Saturday, March 1, 2008

Combustible Dust Hazards: Alarming Trend

An alarming trend is occurring across the nation at processing facilities in general industry where fires and explosions are occurring repeatedly, especially where combustible dusts are generated. In many instances no injuries or fatalities occur; only damage to the facility and a negative economic impact to the community.

In less fortunate instances, such as the preventable recent tragic Dixie Crystal sugar refinery explosion located in the heart of Dixie, lives are senselessly lost in conjunction with insurmountable physical pain and suffering to workers and their loved ones.

It was only two years ago that the Chemical Safety Board submitted, at the completion of a Combustible Dust Study, a report to the Department of Labor recommending the implementation of an OSHA comprehensive dust standard to protect the health and safety of workers from the hazards of combustible dust explosions and fires. So far the OSHA has failed to act. In the meantime combustible dust explosions and fires continue across a wide spectrum of industries across the nation's heartland.

GRAND FORKS (AP)..."The fire early Thursday morning was contained in the dust collection system at the North American Foods plant..."

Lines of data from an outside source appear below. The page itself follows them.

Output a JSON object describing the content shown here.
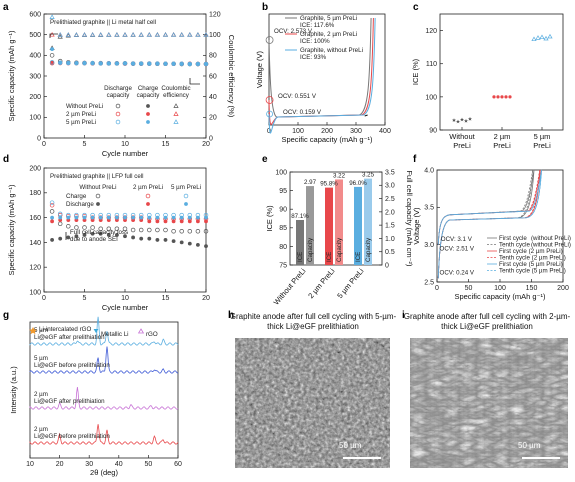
{
  "colors": {
    "none": "#555555",
    "p2": "#e8474a",
    "p5": "#5aaee0",
    "grey": "#777777"
  },
  "panel_labels": [
    "a",
    "b",
    "c",
    "d",
    "e",
    "f",
    "g",
    "h",
    "i"
  ],
  "chart_data": [
    {
      "id": "a",
      "type": "scatter",
      "title": "Prelithiated graphite || Li metal half cell",
      "xlabel": "Cycle number",
      "ylabel": "Specific capacity (mAh g⁻¹)",
      "y2label": "Coulombic efficiency (%)",
      "xlim": [
        0,
        20
      ],
      "ylim": [
        0,
        600
      ],
      "y2lim": [
        0,
        120
      ],
      "xticks": [
        "0",
        "5",
        "10",
        "15",
        "20"
      ],
      "yticks": [
        "0",
        "100",
        "200",
        "300",
        "400",
        "500",
        "600"
      ],
      "y2ticks": [
        "0",
        "20",
        "40",
        "60",
        "80",
        "100",
        "120"
      ],
      "legend_headers": [
        "Discharge capacity",
        "Charge capacity",
        "Coulombic efficiency"
      ],
      "legend_rows": [
        "Without PreLi",
        "2 µm PreLi",
        "5 µm PreLi"
      ],
      "series": [
        {
          "name": "Without PreLi",
          "discharge": [
            400,
            372,
            366,
            364,
            363,
            362,
            362,
            361,
            361,
            361,
            360,
            360,
            360,
            359,
            359,
            359,
            358,
            358,
            358,
            358
          ],
          "charge": [
            365,
            364,
            363,
            362,
            362,
            361,
            361,
            360,
            360,
            360,
            359,
            359,
            359,
            358,
            358,
            358,
            357,
            357,
            357,
            357
          ],
          "ce": [
            87,
            98,
            99,
            99.5,
            99.6,
            99.7,
            99.7,
            99.8,
            99.8,
            99.8,
            99.8,
            99.8,
            99.9,
            99.9,
            99.9,
            99.9,
            99.9,
            99.9,
            99.9,
            99.9
          ]
        },
        {
          "name": "2 µm PreLi",
          "discharge": [
            362,
            363,
            362,
            362,
            362,
            361,
            361,
            361,
            361,
            360,
            360,
            360,
            360,
            360,
            359,
            359,
            359,
            359,
            358,
            358
          ],
          "charge": [
            362,
            362,
            362,
            361,
            361,
            361,
            360,
            360,
            360,
            360,
            360,
            359,
            359,
            359,
            359,
            358,
            358,
            358,
            358,
            357
          ],
          "ce": [
            100,
            99.8,
            99.8,
            99.8,
            99.9,
            99.9,
            99.9,
            99.9,
            99.9,
            99.9,
            99.9,
            99.9,
            99.9,
            99.9,
            99.9,
            99.9,
            99.9,
            99.9,
            99.9,
            99.9
          ]
        },
        {
          "name": "5 µm PreLi",
          "discharge": [
            366,
            364,
            363,
            362,
            362,
            362,
            361,
            361,
            361,
            361,
            360,
            360,
            360,
            360,
            359,
            359,
            359,
            358,
            358,
            358
          ],
          "charge": [
            430,
            364,
            363,
            362,
            362,
            361,
            361,
            361,
            360,
            360,
            360,
            360,
            359,
            359,
            359,
            359,
            358,
            358,
            358,
            358
          ],
          "ce": [
            117,
            99.8,
            99.8,
            99.8,
            99.9,
            99.9,
            99.9,
            99.9,
            99.9,
            99.9,
            99.9,
            99.9,
            99.9,
            99.9,
            99.9,
            99.9,
            99.9,
            99.9,
            99.9,
            99.9
          ]
        }
      ]
    },
    {
      "id": "b",
      "type": "line",
      "xlabel": "Specific capacity (mAh g⁻¹)",
      "ylabel": "Voltage (V)",
      "xlim": [
        0,
        400
      ],
      "xticks": [
        "0",
        "100",
        "200",
        "300",
        "400"
      ],
      "annotations": [
        "OCV: 2.573 V",
        "OCV: 0.551 V",
        "OCV: 0.159 V"
      ],
      "series": [
        {
          "name": "Graphite, 5 µm PreLi",
          "ice": "ICE: 117.6%"
        },
        {
          "name": "Graphite, 2 µm PreLi",
          "ice": "ICE: 100%"
        },
        {
          "name": "Graphite, without PreLi",
          "ice": "ICE: 93%"
        }
      ]
    },
    {
      "id": "c",
      "type": "scatter",
      "ylabel": "ICE (%)",
      "ylim": [
        90,
        125
      ],
      "yticks": [
        "90",
        "100",
        "110",
        "120"
      ],
      "categories": [
        "Without PreLi",
        "2 µm PreLi",
        "5 µm PreLi"
      ],
      "values": [
        [
          93.0,
          92.6,
          93.2,
          92.8,
          93.4
        ],
        [
          100,
          100,
          100,
          100,
          100
        ],
        [
          117.4,
          117.8,
          118.0,
          117.6,
          118.2
        ]
      ]
    },
    {
      "id": "d",
      "type": "scatter",
      "title": "Prelithiated graphite || LFP full cell",
      "xlabel": "Cycle number",
      "ylabel": "Specific capacity (mAh g⁻¹)",
      "xlim": [
        0,
        20
      ],
      "ylim": [
        100,
        200
      ],
      "xticks": [
        "0",
        "5",
        "10",
        "15",
        "20"
      ],
      "yticks": [
        "100",
        "120",
        "140",
        "160",
        "180",
        "200"
      ],
      "legend_headers": [
        "Without PreLi",
        "2 µm PreLi",
        "5 µm PreLi"
      ],
      "legend_rows": [
        "Charge",
        "Discharge"
      ],
      "annotation": "Full cell capacity loss due to anode SEI",
      "series": [
        {
          "name": "Without PreLi",
          "charge": [
            165,
            155,
            153,
            152,
            152,
            152,
            151,
            151,
            151,
            151,
            150,
            150,
            150,
            150,
            150,
            149,
            149,
            149,
            149,
            149
          ],
          "discharge": [
            142,
            143,
            144,
            145,
            146,
            147,
            147,
            146,
            146,
            145,
            144,
            143,
            143,
            142,
            142,
            141,
            140,
            139,
            138,
            137
          ]
        },
        {
          "name": "2 µm PreLi",
          "charge": [
            170,
            162,
            161,
            161,
            161,
            160,
            160,
            160,
            160,
            160,
            160,
            160,
            159,
            159,
            159,
            159,
            159,
            159,
            159,
            159
          ],
          "discharge": [
            157,
            158,
            158,
            158,
            158,
            158,
            158,
            158,
            158,
            158,
            158,
            158,
            157,
            157,
            157,
            157,
            157,
            157,
            157,
            157
          ]
        },
        {
          "name": "5 µm PreLi",
          "charge": [
            172,
            163,
            162,
            162,
            162,
            162,
            162,
            162,
            162,
            162,
            162,
            162,
            162,
            162,
            162,
            162,
            162,
            162,
            162,
            162
          ],
          "discharge": [
            160,
            160,
            160,
            160,
            160,
            160,
            160,
            160,
            160,
            160,
            160,
            160,
            160,
            160,
            160,
            160,
            160,
            160,
            160,
            160
          ]
        }
      ]
    },
    {
      "id": "e",
      "type": "bar",
      "ylabel": "ICE (%)",
      "y2label": "Full cell capacity (mAh cm⁻²)",
      "ylim": [
        75,
        100
      ],
      "y2lim": [
        0,
        3.5
      ],
      "yticks": [
        "75",
        "80",
        "85",
        "90",
        "95",
        "100"
      ],
      "y2ticks": [
        "0",
        "0.5",
        "1.0",
        "1.5",
        "2.0",
        "2.5",
        "3.0",
        "3.5"
      ],
      "categories": [
        "Without PreLi",
        "2 µm PreLi",
        "5 µm PreLi"
      ],
      "series": [
        {
          "name": "ICE",
          "values": [
            87.1,
            95.8,
            96.0
          ],
          "labels": [
            "87.1%",
            "95.8%",
            "96.0%"
          ]
        },
        {
          "name": "Capacity",
          "values": [
            2.97,
            3.22,
            3.25
          ],
          "labels": [
            "2.97",
            "3.22",
            "3.25"
          ]
        }
      ],
      "bar_texts": [
        "ICE",
        "Capacity",
        "ICE",
        "Capacity",
        "ICE",
        "Capacity"
      ]
    },
    {
      "id": "f",
      "type": "line",
      "xlabel": "Specific capacity (mAh g⁻¹)",
      "ylabel": "Voltage (V)",
      "xlim": [
        0,
        200
      ],
      "ylim": [
        2.5,
        4.0
      ],
      "xticks": [
        "0",
        "50",
        "100",
        "150",
        "200"
      ],
      "yticks": [
        "2.5",
        "3.0",
        "3.5",
        "4.0"
      ],
      "annotations": [
        "OCV: 3.1 V",
        "OCV: 2.51 V",
        "OCV: 0.24 V"
      ],
      "legend": [
        {
          "label": "First cycle",
          "tag": "(without PreLi)"
        },
        {
          "label": "Tenth cycle",
          "tag": "(without PreLi)"
        },
        {
          "label": "First cycle (2 µm PreLi)",
          "tag": ""
        },
        {
          "label": "Tenth cycle (2 µm PreLi)",
          "tag": ""
        },
        {
          "label": "First cycle (5 µm PreLi)",
          "tag": ""
        },
        {
          "label": "Tenth cycle (5 µm PreLi)",
          "tag": ""
        }
      ]
    },
    {
      "id": "g",
      "type": "line",
      "xlabel": "2θ (deg)",
      "ylabel": "Intensity (a.u.)",
      "xlim": [
        10,
        60
      ],
      "xticks": [
        "10",
        "20",
        "30",
        "40",
        "50",
        "60"
      ],
      "legend": [
        "Li-intercalated rGO",
        "Metallic Li",
        "rGO"
      ],
      "series": [
        {
          "name": "5 µm Li@eGF after prelithiation"
        },
        {
          "name": "5 µm Li@eGF before prelithiation"
        },
        {
          "name": "2 µm Li@eGF after prelithiation"
        },
        {
          "name": "2 µm Li@eGF before prelithiation"
        }
      ]
    }
  ],
  "sem": [
    {
      "id": "h",
      "caption": "Graphite anode after full cell cycling with 5-µm-thick Li@eGF prelithiation",
      "scale": "50 µm"
    },
    {
      "id": "i",
      "caption": "Graphite anode after full cell cycling with 2-µm-thick Li@eGF prelithiation",
      "scale": "50 µm"
    }
  ]
}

In the CSB study for the period of 1980-2005, investigators discovered that over 40 percent of combustible dust fires and explosions occurred in the dust collection systems and 24 percent of these incidents were sparked in food processing facilities such as the one at North American Foods in Grand Forks, North Dakota.

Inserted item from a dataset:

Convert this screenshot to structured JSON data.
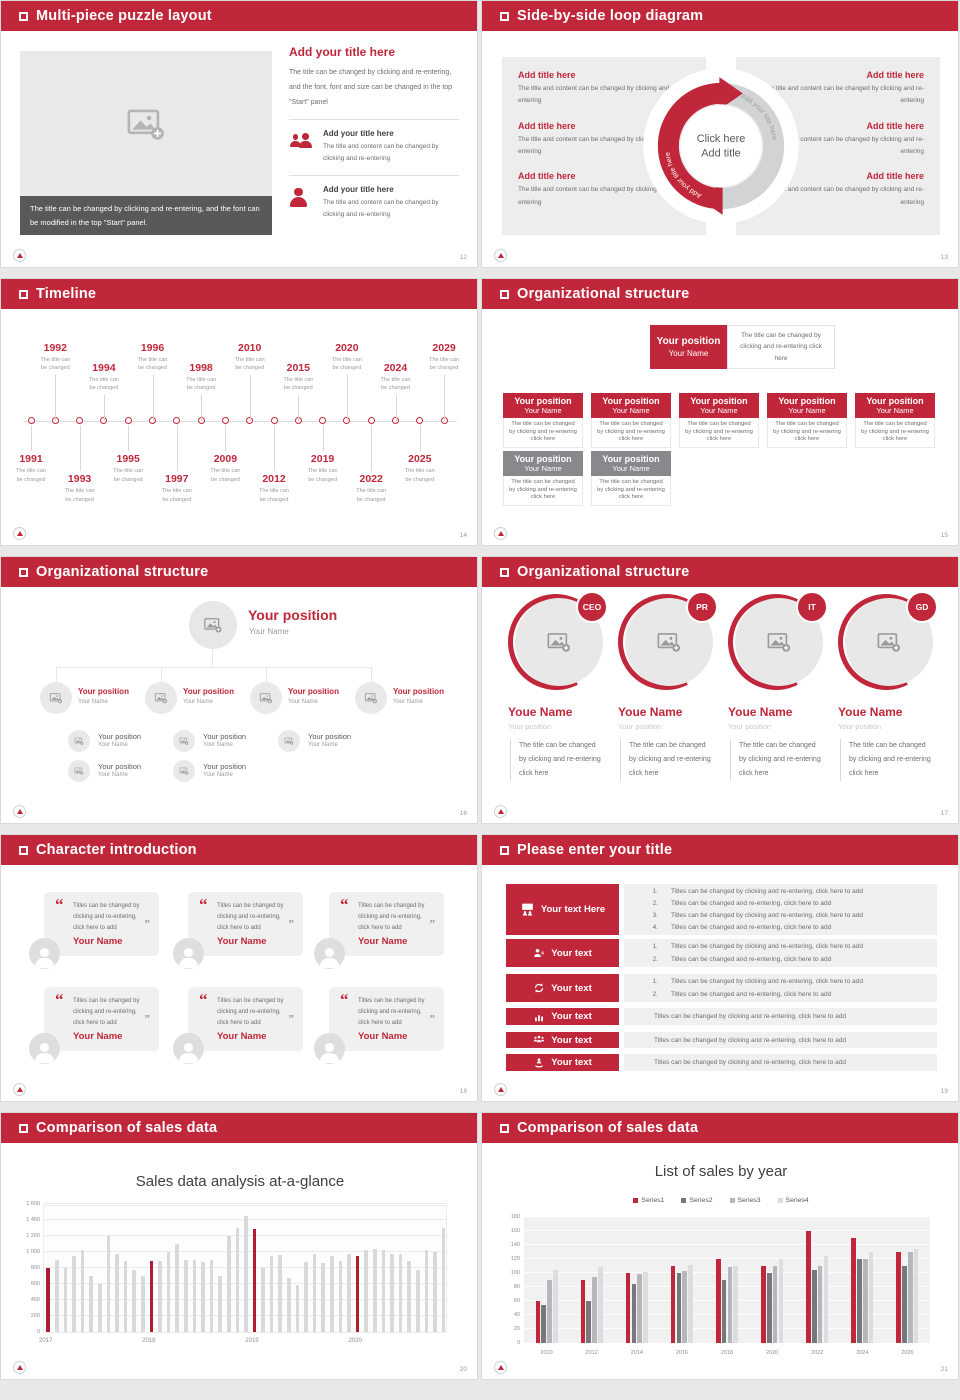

The CSB found that in all industries, dust collectors are the equipment most often involved in incidents;similarly, Zalosh et al. (2005) report that dust collectors account for more than 40 percent of all dust explosions.

Findings of the actual ignition source of the Grand Forks dehydrated potato plant has yet to be determined. In retrospect, all plant managers
throughout the nation , through close scrutiny of their Material Safety Data Sheets (MSDS) will have to reassess their current operating procedures to insure minimum explosive concentrations (MEC) and minimum ignition temperatures (MIT) are not breached in the vicinity of potential ignition sources such as non-compliant electrical fixtures.

Biggest challenge is...most MSDS, fail to list these important physical properties in contrast and analogous to flammable liquid flash points listed for petroleum product. Incidents of combustible fires and explosions will continue while the workforce is in the dark in regards to the combustible dusts hazards they are daily working with across the nation.